When Hajime started to hear the Tiwi men, he handed the baby back to the grateful Tiwi women and ran off. Eventually he was caught by Matthias Ulungara who, before delivering him to the Whites, toured him around all the communities.
Tiwis only get bits and pieces of White culture, phrases that fall from the sky, like the leader of the tough gang who irons his Celine Dion tour T-shirt, or when a friend visited me from Germany, an old Tiwi woman wished her good luck and, “Heil, Hitler”.”
The link below takes you to an article about this true story. The first prisoner of war in Australia during WWII was captured on Melville Island by Mathias Ulungura. Click here to read the article by Catherine Schwerin.
here is another article about my show coming up in august. this is the link http://www.aboriginalartnews.com.au/2012/06/exhibition-cancelled-after-tiwi-protest.php
An article about the forthcoming show from artinfo.com
Perhaps you can now find the article by clicking ON THIS LINK The article is called Why Artist Cameron Hayes Was Censored: Depictions of Aboriginal Life by White Artist Spark Outrage and it is written by Nicholas Forrest.
The local government wanted to have a mural painted on the massive columns which hold up their new freeway. The Cambridge nursing home won the freeway mural project through their winning tender. Each resident was assigned an area of column whose image would link up with the area next to them to form one picture.
Each retiree planned only their own personal sections and started making their art without consulting one another. Despite their age it didn’t occur to any of them that other people may not fit in with their own plans, and unexpected events may impact on their grand vision.

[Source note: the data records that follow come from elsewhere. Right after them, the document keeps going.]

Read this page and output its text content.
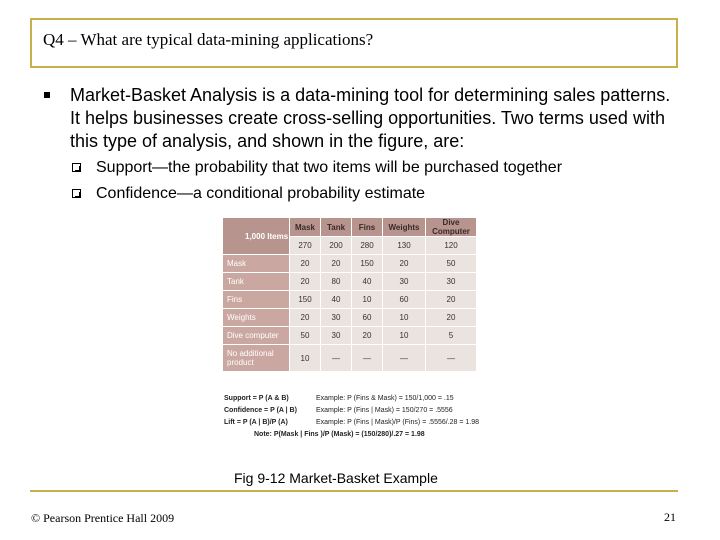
Q4 – What are typical data-mining applications?
Market-Basket Analysis is a data-mining tool for determining sales patterns. It helps businesses create cross-selling opportunities. Two terms used with this type of analysis, and shown in the figure, are:
Support—the probability that two items will be purchased together
Confidence—a conditional probability estimate
1,000 Items	Mask	Tank	Fins	Weights	Dive Computer
	270	200	280	130	120
Mask	20	20	150	20	50
Tank	20	80	40	30	30
Fins	150	40	10	60	20
Weights	20	30	60	10	20
Dive computer	50	30	20	10	5
No additional product	10	—	—	—	—
Support = P (A & B)	Example: P (Fins & Mask) = 150/1,000 = .15
Confidence = P (A | B)	Example: P (Fins | Mask) = 150/270 = .5556
Lift = P (A | B)/P (A)	Example: P (Fins | Mask)/P (Fins) = .5556/.28 = 1.98
Note: P(Mask | Fins )/P (Mask) = (150/280)/.27 = 1.98
Fig 9-12 Market-Basket Example
© Pearson Prentice Hall 2009	21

One artist is furious to find that his Raphael-like cherubs are going to be sullied by his neighbour’s pornographic winged women, whereas the best the guy below can think of is to just paint every woman he can still remember sleeping with.
An old man has spent the remaining time of his life making a space suit and engineering a complicated plan to travel into space only to find that his wife painted only a single propeller plane. An Indian resident has painted a pantheon of Hindu gods while his Muslim neighbour painted a cart pulled by devils leading the cart into hell.
A lot of the residents are not sure how much of their remaining time to spend on something they may not see finished or could even be painted over. They decide to live in the moment and eat the painted seeds on the mural farm, smash open the piggy banks and eat the cow’s meat rather than save it for its milk.
The senile who loiter around the bottom of the freeway have broken bits of plate hoping to catch a skerrick of the cooking cow. Others try to break in to the windowless deserted car wrecks with coat hangers that have been dumped at the bottom of the freeway desperate for a feel of the steering wheel.
At the top of the freeway everybody’s different perceptions of God makes it impossible for the angels to build a cohesive rail line to heaven.